Caribbean
Anguilla
"The quietest place I've ever been that still had excellent lobster."
The ferry from Saint-Martin takes twenty minutes. You clear customs in a shed the size of a garage, a ceiling fan turns overhead, and someone stamps your passport without looking up. This is your introduction to Anguilla. No drama, no spectacle — and then you get to the beach and understand immediately why people fly across the Atlantic for this particular flat, scrubby island.

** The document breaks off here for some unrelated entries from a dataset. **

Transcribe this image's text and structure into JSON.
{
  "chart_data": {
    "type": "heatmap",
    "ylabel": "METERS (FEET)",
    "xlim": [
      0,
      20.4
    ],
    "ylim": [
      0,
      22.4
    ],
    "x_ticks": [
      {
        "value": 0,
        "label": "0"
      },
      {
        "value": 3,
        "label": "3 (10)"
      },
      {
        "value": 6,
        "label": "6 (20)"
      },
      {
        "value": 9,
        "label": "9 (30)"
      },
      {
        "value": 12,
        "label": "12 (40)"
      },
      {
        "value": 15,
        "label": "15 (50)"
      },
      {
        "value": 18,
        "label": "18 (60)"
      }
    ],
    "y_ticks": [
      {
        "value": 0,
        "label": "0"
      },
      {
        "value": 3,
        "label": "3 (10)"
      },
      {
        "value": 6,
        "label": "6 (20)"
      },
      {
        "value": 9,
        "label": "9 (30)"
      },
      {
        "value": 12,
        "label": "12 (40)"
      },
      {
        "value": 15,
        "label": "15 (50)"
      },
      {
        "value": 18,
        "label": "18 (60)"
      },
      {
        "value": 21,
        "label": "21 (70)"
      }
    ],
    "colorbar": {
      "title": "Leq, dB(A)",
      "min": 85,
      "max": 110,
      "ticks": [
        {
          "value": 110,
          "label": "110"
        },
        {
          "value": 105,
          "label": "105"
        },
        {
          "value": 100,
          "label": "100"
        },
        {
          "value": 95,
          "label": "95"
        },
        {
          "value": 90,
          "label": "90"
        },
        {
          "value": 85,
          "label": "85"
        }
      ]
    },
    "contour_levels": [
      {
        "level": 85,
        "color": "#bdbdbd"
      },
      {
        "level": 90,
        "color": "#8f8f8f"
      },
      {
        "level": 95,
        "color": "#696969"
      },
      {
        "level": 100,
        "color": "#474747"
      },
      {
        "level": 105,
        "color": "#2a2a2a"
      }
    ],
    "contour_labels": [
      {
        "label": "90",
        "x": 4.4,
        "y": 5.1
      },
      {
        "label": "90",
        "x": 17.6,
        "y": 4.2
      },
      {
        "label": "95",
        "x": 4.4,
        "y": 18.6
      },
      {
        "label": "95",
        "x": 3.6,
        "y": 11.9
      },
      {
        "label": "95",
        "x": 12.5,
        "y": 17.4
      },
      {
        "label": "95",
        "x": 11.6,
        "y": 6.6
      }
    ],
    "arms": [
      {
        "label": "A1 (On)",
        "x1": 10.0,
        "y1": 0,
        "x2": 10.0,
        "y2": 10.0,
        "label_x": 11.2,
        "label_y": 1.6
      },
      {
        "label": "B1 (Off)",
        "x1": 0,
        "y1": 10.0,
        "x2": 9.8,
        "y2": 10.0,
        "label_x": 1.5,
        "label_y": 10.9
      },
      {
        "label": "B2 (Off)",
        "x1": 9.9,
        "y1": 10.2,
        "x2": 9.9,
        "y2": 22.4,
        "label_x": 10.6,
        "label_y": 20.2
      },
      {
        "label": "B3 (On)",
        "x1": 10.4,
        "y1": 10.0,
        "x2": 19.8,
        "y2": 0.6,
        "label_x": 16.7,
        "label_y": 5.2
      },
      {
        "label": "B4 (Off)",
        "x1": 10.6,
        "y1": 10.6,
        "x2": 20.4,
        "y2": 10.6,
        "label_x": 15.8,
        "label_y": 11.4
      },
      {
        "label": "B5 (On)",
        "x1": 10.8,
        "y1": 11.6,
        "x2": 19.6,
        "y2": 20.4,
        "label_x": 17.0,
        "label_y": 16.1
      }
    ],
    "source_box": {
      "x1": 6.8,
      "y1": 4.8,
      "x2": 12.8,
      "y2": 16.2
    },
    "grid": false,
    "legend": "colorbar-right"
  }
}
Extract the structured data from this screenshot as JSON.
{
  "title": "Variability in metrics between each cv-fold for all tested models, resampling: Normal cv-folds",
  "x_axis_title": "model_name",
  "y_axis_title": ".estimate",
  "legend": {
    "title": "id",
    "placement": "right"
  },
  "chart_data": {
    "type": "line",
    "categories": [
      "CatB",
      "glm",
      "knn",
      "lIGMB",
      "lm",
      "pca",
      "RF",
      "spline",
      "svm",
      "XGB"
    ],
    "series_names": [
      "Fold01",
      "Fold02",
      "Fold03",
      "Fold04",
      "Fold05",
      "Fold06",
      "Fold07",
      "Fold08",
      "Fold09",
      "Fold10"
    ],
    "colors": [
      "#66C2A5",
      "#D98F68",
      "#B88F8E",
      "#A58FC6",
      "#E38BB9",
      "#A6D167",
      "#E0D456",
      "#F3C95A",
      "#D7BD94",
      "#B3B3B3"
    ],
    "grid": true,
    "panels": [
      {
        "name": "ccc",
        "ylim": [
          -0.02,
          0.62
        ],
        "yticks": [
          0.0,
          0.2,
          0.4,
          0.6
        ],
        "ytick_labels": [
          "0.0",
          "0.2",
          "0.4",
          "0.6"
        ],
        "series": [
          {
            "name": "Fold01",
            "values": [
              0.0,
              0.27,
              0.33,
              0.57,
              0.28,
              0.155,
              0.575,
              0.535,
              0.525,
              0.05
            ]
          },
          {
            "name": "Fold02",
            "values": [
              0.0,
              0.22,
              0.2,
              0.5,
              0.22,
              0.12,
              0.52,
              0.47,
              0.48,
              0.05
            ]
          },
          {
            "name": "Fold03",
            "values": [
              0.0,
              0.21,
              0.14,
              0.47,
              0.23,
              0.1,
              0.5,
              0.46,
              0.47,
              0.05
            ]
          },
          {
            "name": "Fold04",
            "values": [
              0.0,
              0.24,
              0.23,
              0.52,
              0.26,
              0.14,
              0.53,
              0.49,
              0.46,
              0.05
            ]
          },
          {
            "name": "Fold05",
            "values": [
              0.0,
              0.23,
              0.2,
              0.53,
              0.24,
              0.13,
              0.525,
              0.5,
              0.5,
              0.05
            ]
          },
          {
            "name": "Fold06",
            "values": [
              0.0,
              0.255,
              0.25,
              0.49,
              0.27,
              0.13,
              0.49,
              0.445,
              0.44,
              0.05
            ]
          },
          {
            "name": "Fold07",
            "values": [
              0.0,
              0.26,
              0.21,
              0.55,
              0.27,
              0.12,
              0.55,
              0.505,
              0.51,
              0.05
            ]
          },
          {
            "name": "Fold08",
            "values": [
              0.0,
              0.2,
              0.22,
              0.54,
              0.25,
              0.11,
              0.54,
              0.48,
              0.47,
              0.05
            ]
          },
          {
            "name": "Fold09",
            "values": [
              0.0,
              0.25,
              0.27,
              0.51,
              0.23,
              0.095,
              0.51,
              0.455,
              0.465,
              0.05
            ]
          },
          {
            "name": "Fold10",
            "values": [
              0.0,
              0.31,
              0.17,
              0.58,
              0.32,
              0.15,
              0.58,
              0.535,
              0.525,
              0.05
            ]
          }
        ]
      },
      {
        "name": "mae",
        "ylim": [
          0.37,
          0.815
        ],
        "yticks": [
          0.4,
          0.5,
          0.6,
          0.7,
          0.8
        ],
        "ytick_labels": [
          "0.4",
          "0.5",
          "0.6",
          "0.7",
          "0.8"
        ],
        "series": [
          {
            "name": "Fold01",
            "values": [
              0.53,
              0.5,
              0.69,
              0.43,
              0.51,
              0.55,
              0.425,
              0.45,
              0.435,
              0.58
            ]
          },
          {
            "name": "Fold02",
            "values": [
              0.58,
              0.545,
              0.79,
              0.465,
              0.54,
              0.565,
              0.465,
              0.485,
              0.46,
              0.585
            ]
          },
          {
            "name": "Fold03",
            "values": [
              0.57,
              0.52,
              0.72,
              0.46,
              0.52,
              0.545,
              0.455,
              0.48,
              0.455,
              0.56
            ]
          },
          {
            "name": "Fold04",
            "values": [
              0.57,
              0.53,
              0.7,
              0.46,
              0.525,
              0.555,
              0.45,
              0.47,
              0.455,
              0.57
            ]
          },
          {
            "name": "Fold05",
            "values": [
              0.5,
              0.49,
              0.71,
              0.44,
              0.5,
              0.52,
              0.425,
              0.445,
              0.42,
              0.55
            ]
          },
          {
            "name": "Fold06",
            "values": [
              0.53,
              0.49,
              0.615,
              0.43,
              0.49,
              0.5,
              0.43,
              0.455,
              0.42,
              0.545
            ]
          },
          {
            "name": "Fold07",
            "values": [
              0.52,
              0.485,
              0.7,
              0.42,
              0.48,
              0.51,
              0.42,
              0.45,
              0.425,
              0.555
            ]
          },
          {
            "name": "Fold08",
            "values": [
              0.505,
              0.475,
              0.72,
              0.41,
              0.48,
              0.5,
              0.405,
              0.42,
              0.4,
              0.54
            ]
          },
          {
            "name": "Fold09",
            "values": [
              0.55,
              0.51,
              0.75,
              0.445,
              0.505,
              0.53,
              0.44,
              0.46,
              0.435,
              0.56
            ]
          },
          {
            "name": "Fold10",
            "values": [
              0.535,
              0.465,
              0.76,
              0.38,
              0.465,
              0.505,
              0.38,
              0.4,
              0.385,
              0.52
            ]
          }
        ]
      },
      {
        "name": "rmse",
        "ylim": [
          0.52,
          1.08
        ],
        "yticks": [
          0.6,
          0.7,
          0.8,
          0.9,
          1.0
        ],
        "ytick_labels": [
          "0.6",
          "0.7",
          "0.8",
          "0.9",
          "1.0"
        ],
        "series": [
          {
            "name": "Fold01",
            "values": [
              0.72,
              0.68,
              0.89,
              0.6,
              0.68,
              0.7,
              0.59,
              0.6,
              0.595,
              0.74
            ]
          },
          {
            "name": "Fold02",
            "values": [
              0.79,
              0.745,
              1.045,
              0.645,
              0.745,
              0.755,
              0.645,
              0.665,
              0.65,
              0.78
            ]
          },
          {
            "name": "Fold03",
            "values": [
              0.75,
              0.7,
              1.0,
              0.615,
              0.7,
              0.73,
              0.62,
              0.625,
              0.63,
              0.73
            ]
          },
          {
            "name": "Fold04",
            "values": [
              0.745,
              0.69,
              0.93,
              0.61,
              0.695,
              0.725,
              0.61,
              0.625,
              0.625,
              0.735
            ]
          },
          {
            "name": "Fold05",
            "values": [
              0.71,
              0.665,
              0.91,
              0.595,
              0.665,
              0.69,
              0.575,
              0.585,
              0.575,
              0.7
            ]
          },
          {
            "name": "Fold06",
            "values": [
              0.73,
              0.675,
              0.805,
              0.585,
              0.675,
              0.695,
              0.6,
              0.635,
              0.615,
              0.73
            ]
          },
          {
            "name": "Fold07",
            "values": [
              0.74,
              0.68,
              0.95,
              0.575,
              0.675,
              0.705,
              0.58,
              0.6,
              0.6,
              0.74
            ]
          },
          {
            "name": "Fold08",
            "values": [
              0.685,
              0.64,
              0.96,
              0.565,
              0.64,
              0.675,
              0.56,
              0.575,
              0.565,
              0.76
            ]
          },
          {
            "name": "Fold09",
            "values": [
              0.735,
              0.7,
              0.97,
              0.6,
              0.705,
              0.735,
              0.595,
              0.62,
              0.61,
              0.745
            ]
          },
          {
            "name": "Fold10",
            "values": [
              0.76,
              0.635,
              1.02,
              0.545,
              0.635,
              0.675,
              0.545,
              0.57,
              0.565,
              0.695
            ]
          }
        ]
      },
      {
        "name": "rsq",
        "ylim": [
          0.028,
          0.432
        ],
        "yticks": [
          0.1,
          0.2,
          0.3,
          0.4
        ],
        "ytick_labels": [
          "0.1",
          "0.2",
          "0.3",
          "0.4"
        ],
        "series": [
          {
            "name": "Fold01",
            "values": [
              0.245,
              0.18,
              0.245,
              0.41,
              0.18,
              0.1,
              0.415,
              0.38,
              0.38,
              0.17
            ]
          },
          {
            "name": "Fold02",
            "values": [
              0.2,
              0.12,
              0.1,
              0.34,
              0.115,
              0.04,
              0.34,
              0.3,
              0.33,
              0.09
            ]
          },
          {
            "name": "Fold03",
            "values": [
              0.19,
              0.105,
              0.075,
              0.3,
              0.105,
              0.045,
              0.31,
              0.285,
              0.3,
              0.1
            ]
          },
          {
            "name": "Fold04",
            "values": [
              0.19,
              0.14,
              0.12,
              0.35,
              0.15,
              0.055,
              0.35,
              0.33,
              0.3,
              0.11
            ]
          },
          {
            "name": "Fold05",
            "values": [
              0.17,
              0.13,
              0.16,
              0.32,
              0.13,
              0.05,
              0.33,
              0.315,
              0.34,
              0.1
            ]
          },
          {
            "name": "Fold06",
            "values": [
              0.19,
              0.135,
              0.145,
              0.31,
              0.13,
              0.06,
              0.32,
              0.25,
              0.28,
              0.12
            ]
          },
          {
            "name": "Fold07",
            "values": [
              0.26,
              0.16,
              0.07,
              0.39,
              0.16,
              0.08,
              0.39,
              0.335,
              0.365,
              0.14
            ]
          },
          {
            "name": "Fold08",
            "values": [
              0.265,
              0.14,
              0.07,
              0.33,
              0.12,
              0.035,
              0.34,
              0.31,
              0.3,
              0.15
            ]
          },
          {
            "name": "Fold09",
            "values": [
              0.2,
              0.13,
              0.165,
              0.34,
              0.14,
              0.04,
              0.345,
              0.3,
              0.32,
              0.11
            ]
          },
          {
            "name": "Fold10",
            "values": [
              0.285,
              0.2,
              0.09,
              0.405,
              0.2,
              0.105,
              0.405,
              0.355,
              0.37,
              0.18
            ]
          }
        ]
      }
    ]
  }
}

Shoal Bay East is where most people end up first, and it is not a disappointment. The sand is the powdery, almost fluorescent white that you have seen in photographs and assumed was digitally enhanced. The water is layered — shallow turquoise graduating into deep cobalt — and warm enough that there is no cold-shock moment when you wade in. What strikes me, though, is the silence. Anguilla has no cruise ship port, no casinos, no water parks. The island’s entire economy runs on small luxury hotels and a handful of beach bars, which means the loudest thing on Shoal Bay on a weekday morning might be the generator running a blender for a rum punch you did not order yet but absolutely will. I sat under an almond tree for an hour and watched a pelican work the shallows. It felt less like a beach day and more like a suspension of normal time.
The food caught me off guard. I expected the usual resort circuit — mediocre pasta, overpriced burgers — and instead found grilled lobster at a shack called Dune Preserve, built entirely from driftwood and salvage by a local musician named Bankie Banx, with a stage where he plays on weekends. The lobster was split down the middle, brushed with garlic butter, cooked over coals on a grill that had clearly done this ten thousand times. Conch stew at a roadside lunch counter in The Valley. Johnny cakes, dense and slightly sweet, served alongside flying fish at a place with four plastic chairs and a television showing cricket. Anguilla is not a food destination in the way that Martinique or Oaxaca is — but if you ask around instead of defaulting to the hotel restaurant, you eat extraordinarily well.
When to go: December through April is peak season — dry, warm, with low humidity and steady trade winds that keep the heat bearable. February and March are the sweet spot: water visibility is at its best and the risk of rain is minimal. May and June offer the same conditions with meaningfully lower prices and fewer visitors. Avoid July through October; hurricane season is real and August through September can bring rough seas that close the ferry.
What most guides get wrong: They market Anguilla as an ultra-luxury destination and leave readers with the impression that you need to be staying at a five-thousand-dollar-a-night villa to belong here. That is nonsense. The beaches are public, the beach bars are cheap, the ferry from Saint-Martin is twenty dollars, and you can eat very well for almost nothing if you avoid the hotel dining rooms. Yes, there are extraordinary luxury properties — Cap Juluca, Belmond Cap Juluca, Malliouhana — but Anguilla does not require you to use them. The real mistake would be to treat this place as a backdrop for a resort holiday. It is one of the most genuinely peaceful pieces of land in the entire Caribbean. That is the thing worth coming for.